SENTV : Le départ d’Ousmane Diagne du ministère de la Justice, à la faveur du récent remaniement ministériel, marque la fin d’un parcours institutionnel aussi discret que profondément marqué par une constance rare : celle d’un homme de loi fidèle à sa ligne, parfois même à contre-courant des injonctions du pouvoir.
Procureur général près la Cour d’appel de Dakar, ancien procureur de la République, Ousmane Diagne laisse derrière lui une réputation construite autour d’un mot simple, mais lourd de conséquences dans la sphère politico-judiciaire sénégalaise : le refus.
Déjà en 2011, alors que le contexte politique était tendu, il refuse de recevoir Thiat du mouvement Y’en a marre, arrêté sans mandat clair. L’année suivante, en 2012, il s’oppose ouvertement à un non-lieu dans l’affaire Ndiaga Diouf, qui mettait en cause Barthélémy Dias, à l’époque jeune maire en devenir. Un refus qui lui vaudra d’être limogé dans des conditions tendues par l’ancienne ministre de la Justice, Aminata Touré. La phrase qu’il lâche alors, lors de la passation avec son successeur Serigne Bassirou Guèye, reste gravée dans les annales :
« Je n’ai jamais été autre chose qu’un procureur de la République, pas un procureur du gouvernement. »
La constance dans l’indépendance
Plus récemment, alors que les événements politiques entre 2021 et 2024 ont causé plus de 80 morts selon plusieurs sources, Ousmane Diagne a continué de défendre la séparation des pouvoirs. Lors d’une audition très attendue à l’Assemblée nationale, il déclare, face aux députés :
« Je n’ai jamais accepté qu’on fasse pression sur moi. Et qu’on ne compte pas sur moi pour en exercer sur les magistrats du siège : je n’ai aucune autorité sur eux. »

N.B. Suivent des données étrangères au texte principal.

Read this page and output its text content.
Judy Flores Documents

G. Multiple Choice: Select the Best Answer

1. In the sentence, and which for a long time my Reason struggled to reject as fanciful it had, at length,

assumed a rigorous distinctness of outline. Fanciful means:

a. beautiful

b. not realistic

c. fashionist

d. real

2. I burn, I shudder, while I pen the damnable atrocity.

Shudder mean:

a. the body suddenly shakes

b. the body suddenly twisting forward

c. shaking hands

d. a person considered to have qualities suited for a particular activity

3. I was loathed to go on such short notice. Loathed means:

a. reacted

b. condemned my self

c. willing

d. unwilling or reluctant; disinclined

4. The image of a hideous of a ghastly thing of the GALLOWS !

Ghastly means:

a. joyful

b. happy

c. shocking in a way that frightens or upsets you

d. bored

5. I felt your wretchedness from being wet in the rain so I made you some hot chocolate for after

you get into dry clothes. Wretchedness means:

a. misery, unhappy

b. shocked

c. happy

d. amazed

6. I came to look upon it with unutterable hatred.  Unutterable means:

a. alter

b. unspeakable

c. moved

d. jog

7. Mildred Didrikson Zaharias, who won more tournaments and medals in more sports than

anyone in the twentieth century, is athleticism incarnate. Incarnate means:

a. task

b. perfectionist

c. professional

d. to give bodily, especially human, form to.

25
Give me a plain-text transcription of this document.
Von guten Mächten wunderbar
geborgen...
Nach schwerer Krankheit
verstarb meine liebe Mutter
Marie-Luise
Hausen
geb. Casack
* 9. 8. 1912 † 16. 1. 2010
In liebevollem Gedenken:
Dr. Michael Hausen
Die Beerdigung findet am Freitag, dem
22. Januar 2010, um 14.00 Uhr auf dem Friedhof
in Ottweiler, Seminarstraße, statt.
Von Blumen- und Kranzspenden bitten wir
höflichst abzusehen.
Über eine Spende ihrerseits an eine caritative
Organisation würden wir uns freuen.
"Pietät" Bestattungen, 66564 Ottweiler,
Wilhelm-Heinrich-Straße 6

Une déclaration rare dans un pays où les liens entre le pouvoir exécutif et le système judiciaire sont souvent objets de controverses. Pour certains, cette posture de fermeté pourrait expliquer sa mise à l’écart du gouvernement lors du remaniement. Pour d’autres, c’est la pression populaire — relayée par les réseaux sociaux — qui a fini par le pousser vers la sortie.
Un style sobre, une sortie maîtrisée
Contrairement à d’autres figures de la magistrature sénégalaise, Ousmane Diagne ne s’est jamais laissé enfermer dans un camp. Son style, parfois perçu comme austère, est aussi sa force : pas de posture populiste, pas d’excès médiatique. Lors de ses prises de parole officielles, notamment au ministère ou au parquet, il a toujours rappelé que son seul mandat était celui de la loi.
Ce départ, dans un contexte tendu, n’a pas donné lieu à des règlements de comptes. Ni plainte, ni justification amère. Juste une dernière leçon de style, de droit et de dignité. Une sortie élégante, fidèle à l’homme qu’il a toujours été.
Dans une République où l’équilibre entre justice et pouvoir politique reste fragile, Ousmane Diagne aura incarné une certaine idée de la magistrature : indépendante, rigoureuse, et capable de dire non, même au sommet. Son départ n’est peut-être pas une défaite. Il ressemble plutôt à une ultime démonstration : celle qu’on peut quitter un ministère sans se renier.